Approval of the budget comes amid growing concerns about Puerto Rico’s economy, with Garcia having signed a law Saturday that allows certain public corporations to restructure their debt if needed. He said the law in part aims to protect the general fund, which has long financed Puerto Rico’s public agencies, but the move prompted credit rating agencies to further downgrade bonds issued by those corporations.

On Tuesday, Moody’s announced that it also was downgrading $14.4 billion worth of outstanding Puerto Rico general obligation bonds.

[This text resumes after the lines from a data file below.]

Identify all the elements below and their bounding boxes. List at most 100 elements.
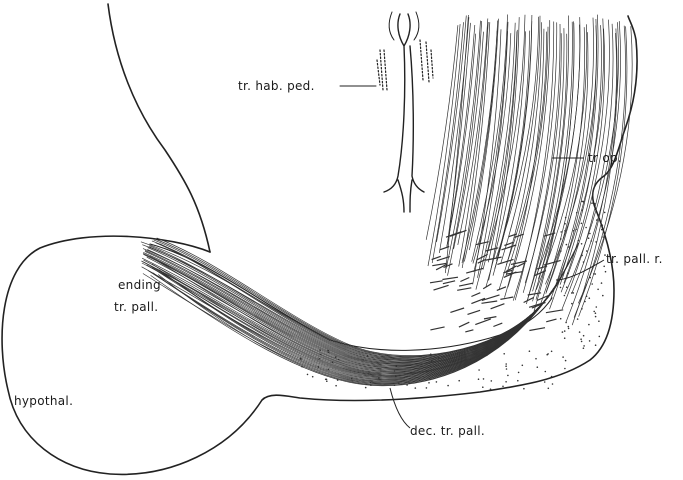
- optic-fiber: [574, 26, 625, 318]
- label-ending-line2: tr. pall.: [114, 300, 158, 314]
- stipple-dot: [591, 283, 593, 285]
- stipple-dot: [335, 385, 337, 387]
- stipple-dot: [571, 303, 573, 305]
- stipple-dot: [593, 273, 595, 275]
- stipple-dot: [564, 223, 566, 225]
- stipple-dot: [586, 250, 588, 252]
- optic-fiber-stroke: [546, 310, 563, 313]
- stipple-dot: [505, 363, 507, 365]
- stipple-dot: [562, 331, 564, 333]
- stipple-dot: [505, 365, 507, 367]
- stipple-dot: [482, 386, 484, 388]
- stipple-dot: [300, 358, 302, 360]
- stipple-dot: [580, 338, 582, 340]
- label-tr-op: tr op.: [588, 151, 622, 165]
- stipple-dot: [598, 320, 600, 322]
- stipple-dot: [581, 243, 583, 245]
- stipple-dot: [503, 353, 505, 355]
- optic-fiber: [506, 27, 548, 276]
- stipple-dot: [505, 381, 507, 383]
- stipple-dot: [486, 355, 488, 357]
- habenular-granules-right: [420, 40, 433, 82]
- stipple-dot: [545, 371, 547, 373]
- stipple-dot: [564, 330, 566, 332]
- stipple-dot: [581, 201, 583, 203]
- stipple-dot: [588, 324, 590, 326]
- stipple-dot: [502, 386, 504, 388]
- stipple-dot: [560, 250, 562, 252]
- stipple-dot: [595, 312, 597, 314]
- stipple-dot: [518, 372, 520, 374]
- stipple-dot: [395, 376, 397, 378]
- stipple-dot: [589, 233, 591, 235]
- optic-fiber-stroke: [459, 322, 469, 327]
- stipple-dot: [491, 380, 493, 382]
- stipple-dot: [490, 388, 492, 390]
- stipple-dot: [596, 306, 598, 308]
- stipple-dot: [564, 337, 566, 339]
- optic-fiber-stroke: [434, 285, 449, 290]
- stipple-dot: [571, 292, 573, 294]
- stipple-dot: [579, 331, 581, 333]
- optic-fiber-stroke: [430, 327, 444, 330]
- optic-fiber-stroke: [491, 304, 505, 309]
- stipple-dot: [328, 369, 330, 371]
- optic-fiber-stroke: [497, 287, 506, 291]
- stipple-dot: [337, 379, 339, 381]
- optic-fiber-stroke: [529, 328, 545, 331]
- stipple-dot: [458, 352, 460, 354]
- stipple-dot: [301, 366, 303, 368]
- stipple-dot: [583, 335, 585, 337]
- stipple-dot: [576, 212, 578, 214]
- stipple-dot: [581, 255, 583, 257]
- optic-fiber-stroke: [524, 298, 534, 303]
- stipple-dot: [544, 381, 546, 383]
- stipple-dot: [562, 356, 564, 358]
- stipple-dot: [589, 277, 591, 279]
- stipple-dot: [335, 356, 337, 358]
- stipple-dot: [565, 217, 567, 219]
- stipple-dot: [535, 358, 537, 360]
- stipple-dot: [565, 322, 567, 324]
- stipple-dot: [438, 357, 440, 359]
- stipple-dot: [602, 224, 604, 226]
- stipple-dot: [603, 266, 605, 268]
- stipple-dot: [447, 385, 449, 387]
- optic-fiber-stroke: [460, 278, 469, 282]
- stipple-dot: [430, 353, 432, 355]
- label-ending-line1: ending: [118, 278, 161, 292]
- stipple-dot: [568, 246, 570, 248]
- stipple-dot: [396, 365, 398, 367]
- optic-fiber-stroke: [475, 319, 491, 325]
- stipple-dot: [589, 297, 591, 299]
- stipple-dot: [523, 388, 525, 390]
- stipple-dot: [594, 203, 596, 205]
- stipple-dot: [478, 378, 480, 380]
- optic-fiber: [513, 22, 557, 300]
- ventricle-wall-outline: [108, 4, 210, 252]
- habenular-granules-left: [377, 50, 387, 90]
- stipple-dot: [551, 376, 553, 378]
- stipple-dot: [581, 209, 583, 211]
- stipple-dot: [597, 289, 599, 291]
- stipple-dot: [481, 352, 483, 354]
- stipple-dot: [604, 235, 606, 237]
- stipple-dot: [406, 384, 408, 386]
- optic-fiber-stroke: [497, 259, 513, 264]
- stipple-dot: [586, 296, 588, 298]
- stipple-dot: [599, 336, 601, 338]
- stipple-dot: [602, 295, 604, 297]
- stipple-dot: [453, 361, 455, 363]
- stipple-dot: [591, 202, 593, 204]
- optic-fiber-stroke: [482, 295, 500, 301]
- stipple-dot: [595, 316, 597, 318]
- stipple-dot: [320, 354, 322, 356]
- stipple-dot: [601, 229, 603, 231]
- stipple-dot: [583, 261, 585, 263]
- label-tr-pall-r: tr. pall. r.: [606, 252, 663, 266]
- stipple-dot: [568, 328, 570, 330]
- stipple-dot: [596, 219, 598, 221]
- stipple-dot: [318, 366, 320, 368]
- dec-tr-pall-leader: [390, 388, 410, 428]
- optic-fiber-stroke: [459, 283, 473, 286]
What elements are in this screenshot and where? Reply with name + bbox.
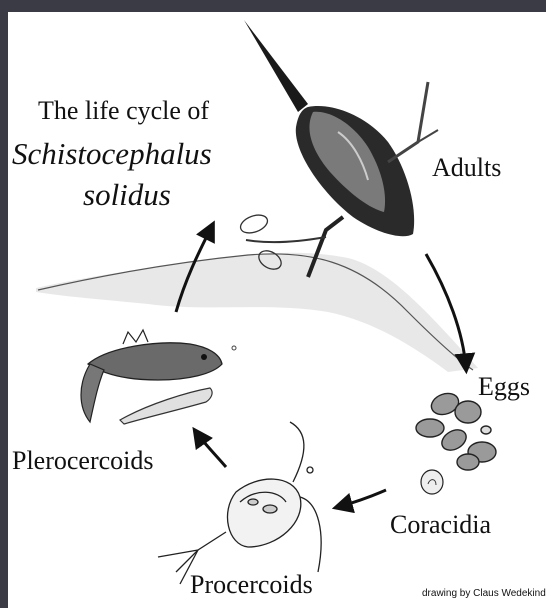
coracidium-icon bbox=[421, 470, 443, 494]
plerocercoid-worm-icon bbox=[120, 388, 212, 424]
copepod-icon bbox=[158, 422, 321, 584]
bird-icon bbox=[238, 20, 438, 277]
title-species-line-2: solidus bbox=[83, 177, 171, 212]
egg-icon bbox=[416, 390, 496, 470]
stage-label-adults: Adults bbox=[432, 153, 501, 182]
stage-label-eggs: Eggs bbox=[478, 372, 530, 401]
stage-label-coracidia: Coracidia bbox=[390, 510, 492, 539]
drawing-credit: drawing by Claus Wedekind bbox=[422, 588, 546, 599]
title-line-1: The life cycle of bbox=[38, 96, 209, 125]
diagram-canvas: The life cycle of Schistocephalus solidu… bbox=[8, 12, 546, 608]
title-species-line-1: Schistocephalus bbox=[12, 136, 212, 171]
stage-label-plerocercoids: Plerocercoids bbox=[12, 446, 154, 475]
stage-label-procercoids: Procercoids bbox=[190, 570, 313, 599]
water-surface-shading bbox=[36, 253, 478, 372]
life-cycle-diagram: The life cycle of Schistocephalus solidu… bbox=[8, 12, 546, 608]
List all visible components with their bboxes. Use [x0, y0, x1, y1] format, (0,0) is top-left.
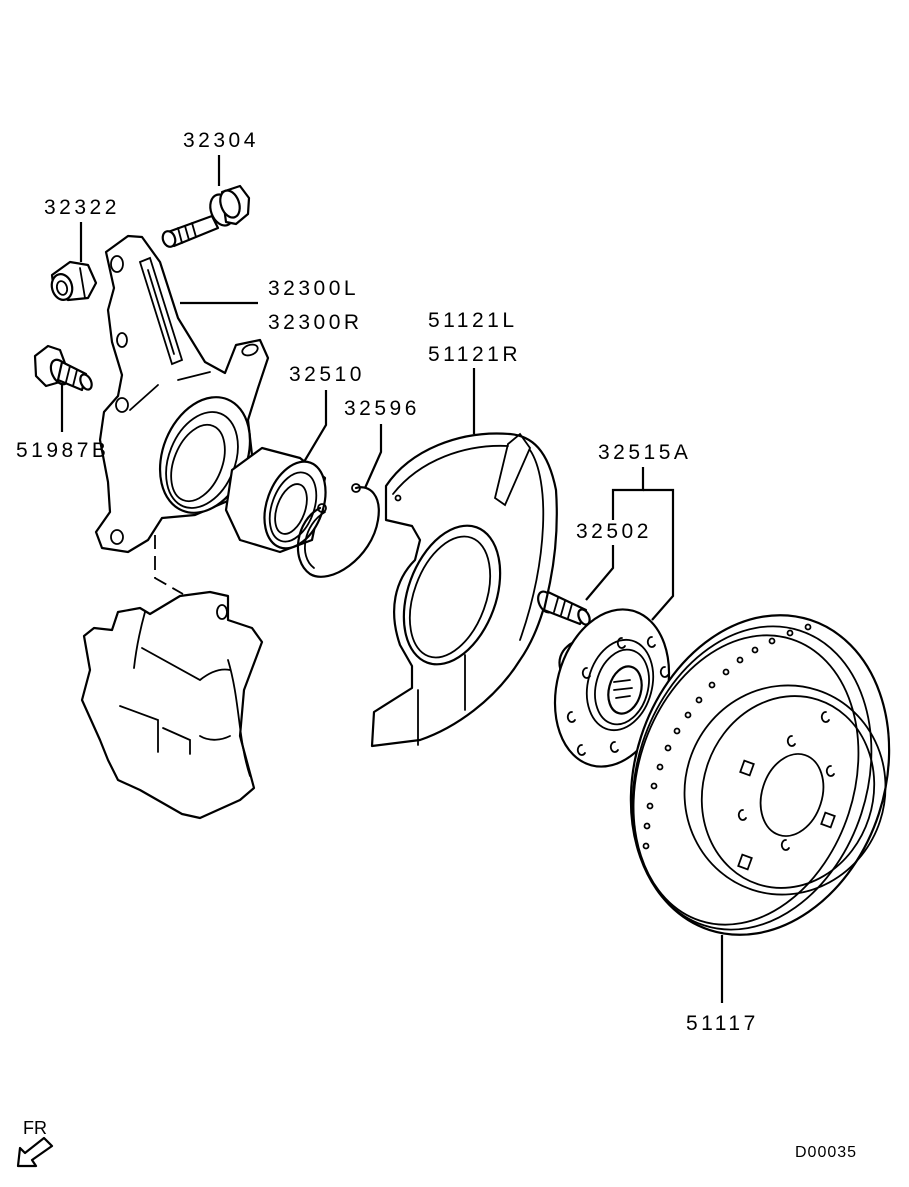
bolt-32304: [161, 184, 251, 248]
part-label-32510[interactable]: 32510: [289, 363, 365, 386]
disc-stud-holes: [737, 711, 835, 851]
part-label-32300r[interactable]: 32300R: [268, 311, 363, 334]
hub-bolt-holes: [566, 636, 669, 756]
part-label-51121l[interactable]: 51121L: [428, 309, 518, 332]
front-direction-arrow-icon: [16, 1136, 54, 1168]
leader-32502: [585, 545, 615, 601]
part-label-32515a[interactable]: 32515A: [598, 441, 692, 464]
part-label-32596[interactable]: 32596: [344, 397, 420, 420]
disc-vent-slots: [642, 623, 812, 850]
leader-32596: [363, 424, 383, 489]
wheel-bearing-32510: [224, 446, 327, 554]
leader-32510: [297, 390, 328, 473]
part-label-32322[interactable]: 32322: [44, 196, 120, 219]
hub-bolt-32502: [537, 590, 591, 626]
part-label-32502[interactable]: 32502: [576, 520, 652, 543]
part-label-32304[interactable]: 32304: [183, 129, 259, 152]
part-label-51987b[interactable]: 51987B: [16, 439, 110, 462]
nut-32322: [50, 260, 98, 302]
leader-32515a: [611, 467, 645, 520]
snap-ring-32596: [296, 483, 380, 578]
part-label-51117[interactable]: 51117: [686, 1012, 759, 1035]
brake-caliper-reference: [80, 590, 264, 820]
bolt-51987b: [33, 344, 93, 392]
front-direction-label: FR: [23, 1118, 47, 1138]
leader-32515a-hub: [643, 488, 675, 621]
brake-disc-51117: [629, 614, 891, 936]
part-label-51121r[interactable]: 51121R: [428, 343, 522, 366]
dust-shield-51121: [370, 432, 558, 748]
part-label-32300l[interactable]: 32300L: [268, 277, 360, 300]
drawing-code: D00035: [795, 1144, 858, 1161]
front-hub-32515a: [553, 608, 671, 768]
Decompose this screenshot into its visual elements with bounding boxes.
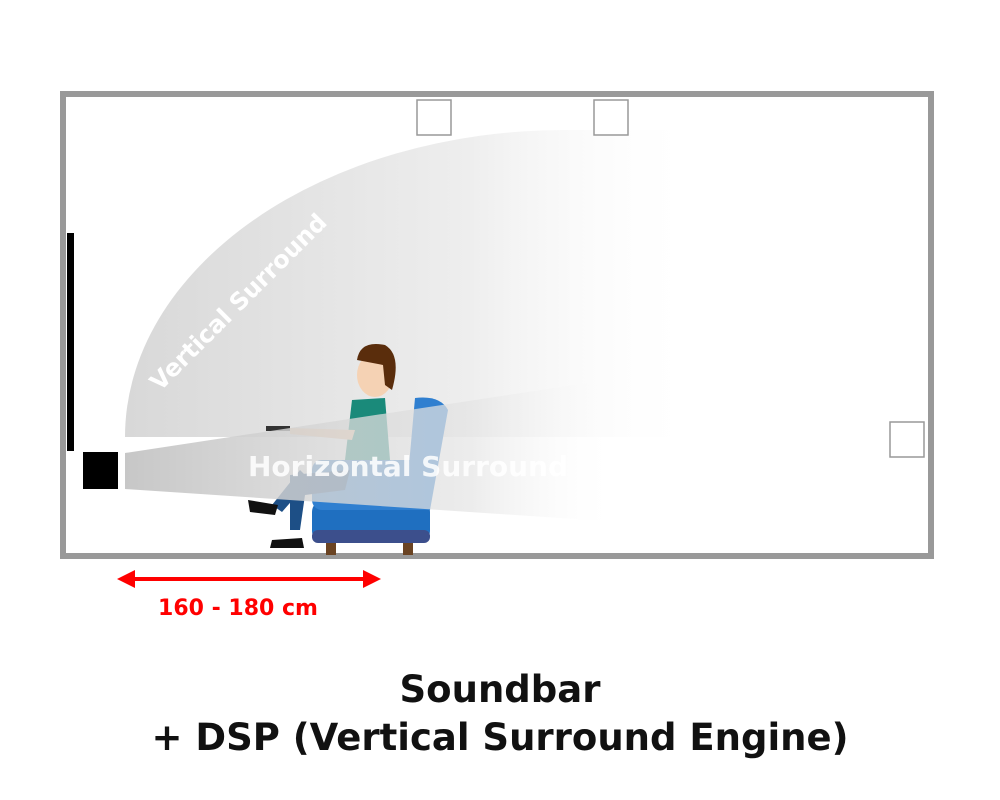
vertical-surround-beam [125,130,700,437]
distance-label: 160 - 180 cm [158,596,318,621]
tv-screen [67,233,74,451]
speaker-rear [889,421,925,458]
title-line-1: Soundbar [399,668,601,711]
horizontal-surround-label: Horizontal Surround [248,450,568,483]
room-outline [60,91,934,559]
speaker-ceiling-1 [416,99,452,136]
soundbar [83,452,118,489]
title-line-2: + DSP (Vertical Surround Engine) [151,716,849,759]
horizontal-surround-beam [125,378,620,522]
speaker-ceiling-2 [593,99,629,136]
distance-arrow [117,570,381,588]
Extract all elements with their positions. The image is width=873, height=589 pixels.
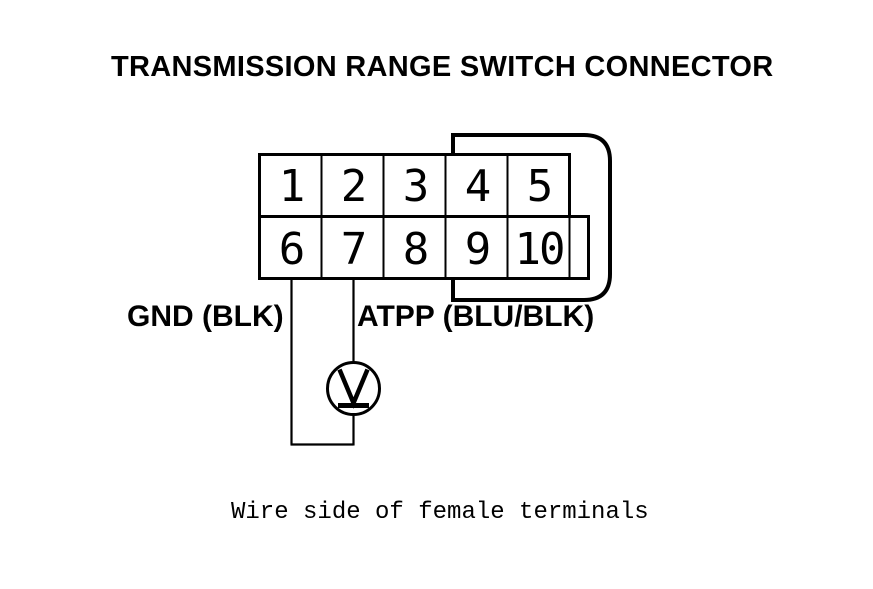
pin-grid-top-row (258, 153, 571, 218)
pin-cell-6: 6 (278, 224, 306, 275)
pin-grid-bottom-row (258, 215, 590, 280)
pin-cell-1: 1 (278, 161, 306, 212)
gnd-wire-label: GND (BLK) (127, 300, 284, 333)
pin-cell-5: 5 (526, 161, 554, 212)
pin-cell-9: 9 (464, 224, 492, 275)
wire-gnd (290, 278, 354, 446)
pin-cell-10: 10 (514, 224, 566, 275)
connector-housing-outline (451, 133, 612, 302)
ground-symbol-icon (326, 361, 381, 416)
pin-cell-2: 2 (340, 161, 368, 212)
caption: Wire side of female terminals (231, 499, 649, 526)
pin-cell-8: 8 (402, 224, 430, 275)
pin-grid-dividers (320, 154, 571, 278)
pin-cell-3: 3 (402, 161, 430, 212)
atpp-wire-label: ATPP (BLU/BLK) (357, 300, 595, 333)
pin-cell-7: 7 (340, 224, 368, 275)
pin-cell-4: 4 (464, 161, 492, 212)
page-title: TRANSMISSION RANGE SWITCH CONNECTOR (111, 51, 774, 83)
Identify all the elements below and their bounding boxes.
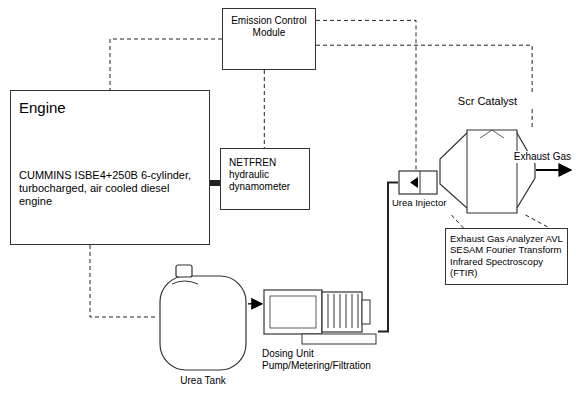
urea-tank-outline (158, 262, 248, 372)
dynamometer-box: NETFREN hydraulic dynamometer (220, 148, 310, 210)
urea-tank: Urea Tank (158, 262, 248, 372)
flow-line (210, 180, 220, 186)
flow-line (248, 303, 262, 305)
node-label: Emission Control Module (229, 15, 309, 39)
node-label: Scr Catalyst (440, 95, 535, 108)
signal-line (316, 45, 532, 128)
node-label: Urea Injector (392, 197, 446, 208)
engine-box: EngineCUMMINS ISBE4+250B 6-cylinder, tur… (10, 90, 210, 245)
node-label: Engine (19, 99, 201, 117)
urea-injector-outline (398, 170, 438, 195)
urea-injector: Urea Injector (398, 170, 438, 195)
signal-line (316, 20, 416, 170)
node-label: Dosing Unit Pump/Metering/Filtration (262, 348, 387, 372)
dosing-unit: Dosing Unit Pump/Metering/Filtration (262, 288, 378, 346)
signal-line (110, 39, 222, 90)
node-label: NETFREN hydraulic dynamometer (229, 157, 301, 193)
control-module-box: Emission Control Module (222, 8, 316, 70)
scr-catalyst: Scr Catalyst (440, 128, 535, 215)
analyzer-box: Exhaust Gas Analyzer AVL SESAM Fourier T… (445, 228, 568, 285)
node-label: Exhaust Gas Analyzer AVL SESAM Fourier T… (450, 233, 563, 279)
flow-label: Exhaust Gas (513, 151, 572, 163)
dosing-unit-outline (262, 288, 378, 346)
node-label: Urea Tank (148, 375, 258, 387)
signal-line (451, 215, 463, 228)
exhaust-arrow (536, 169, 571, 171)
signal-line (90, 245, 158, 317)
signal-line (264, 70, 265, 148)
scr-catalyst-outline (440, 128, 535, 215)
node-body: CUMMINS ISBE4+250B 6-cylinder, turbochar… (19, 169, 201, 209)
signal-line (526, 215, 550, 228)
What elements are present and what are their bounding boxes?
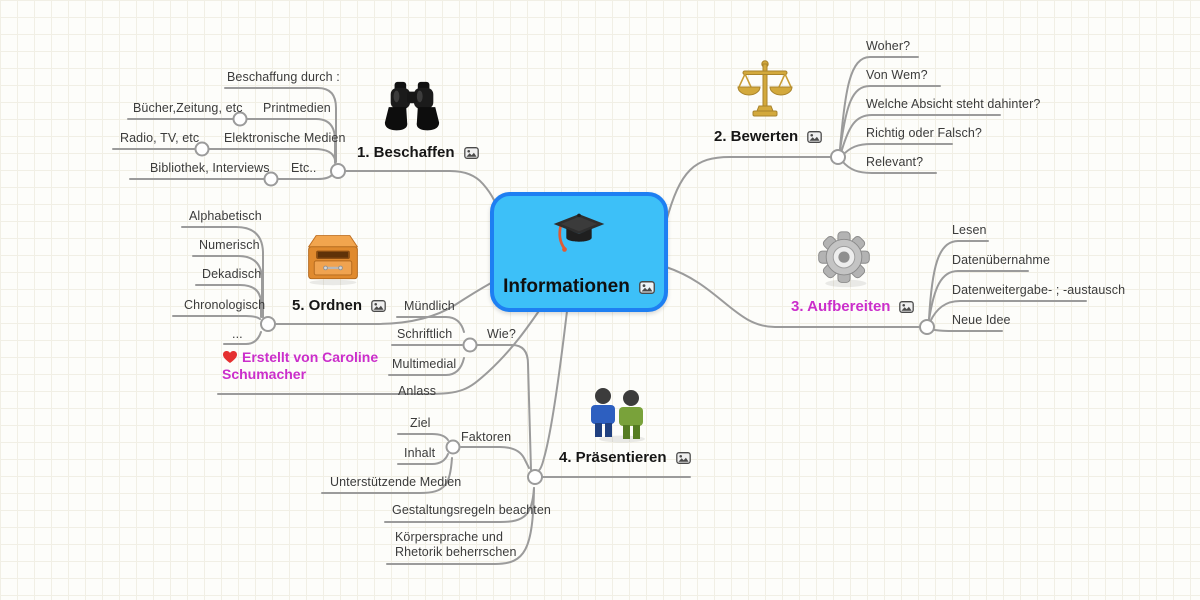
node-gestaltungsregeln[interactable]: Gestaltungsregeln beachten: [392, 503, 551, 517]
node-printmedien[interactable]: Printmedien: [263, 101, 331, 115]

The U.S. territory was able to sell a record $3.5 billion in such bonds in March despite having its credit rating downgraded to junk status.

Moody’s cited the new law as the main reason for the latest downgrade.

“It signals a depleted capacity for revenue increases and austerity measures, and a new preference for shifting fiscal pressures to creditors, which, in our view, has implications for all of Puerto Rico’s debt,” Moody’s said.

Garcia criticized Moody’s and said he had ordered the island’s justice secretary to take action, including possibly filing a lawsuit.

“This credit rating agency and any other agency that takes similar action will have to answer to this affront in court,” he said in a statement. “They need to know that if they want to govern Puerto Rico, they need to seek candidacy.”

The governor’s office later recalled the statement, but gave no explanation nor issued a new statement.

Legislators and officials also criticized downgrades announced last week for the island’s three largest corporations, including the state-owned power and water and sewer companies. Analysts noted the Electric Energy Authority has some $671 million in debt that matures in July and August, leading to speculation it might seek to restructure its debt.

The Franklin Templeton and Oppenheimer investment funds filed a lawsuit Saturday arguing that the law is unconstitutional.

Puerto Rico is entering its eighth year in recession as it struggles to reduce $73 billion in public debt and battles a 13.8 per cent unemployment rate, the highest compared with any U.S. state. Thousands of public workers have organized protests and strikes in recent weeks in response to a fiscal emergency law that calls for austerity measures.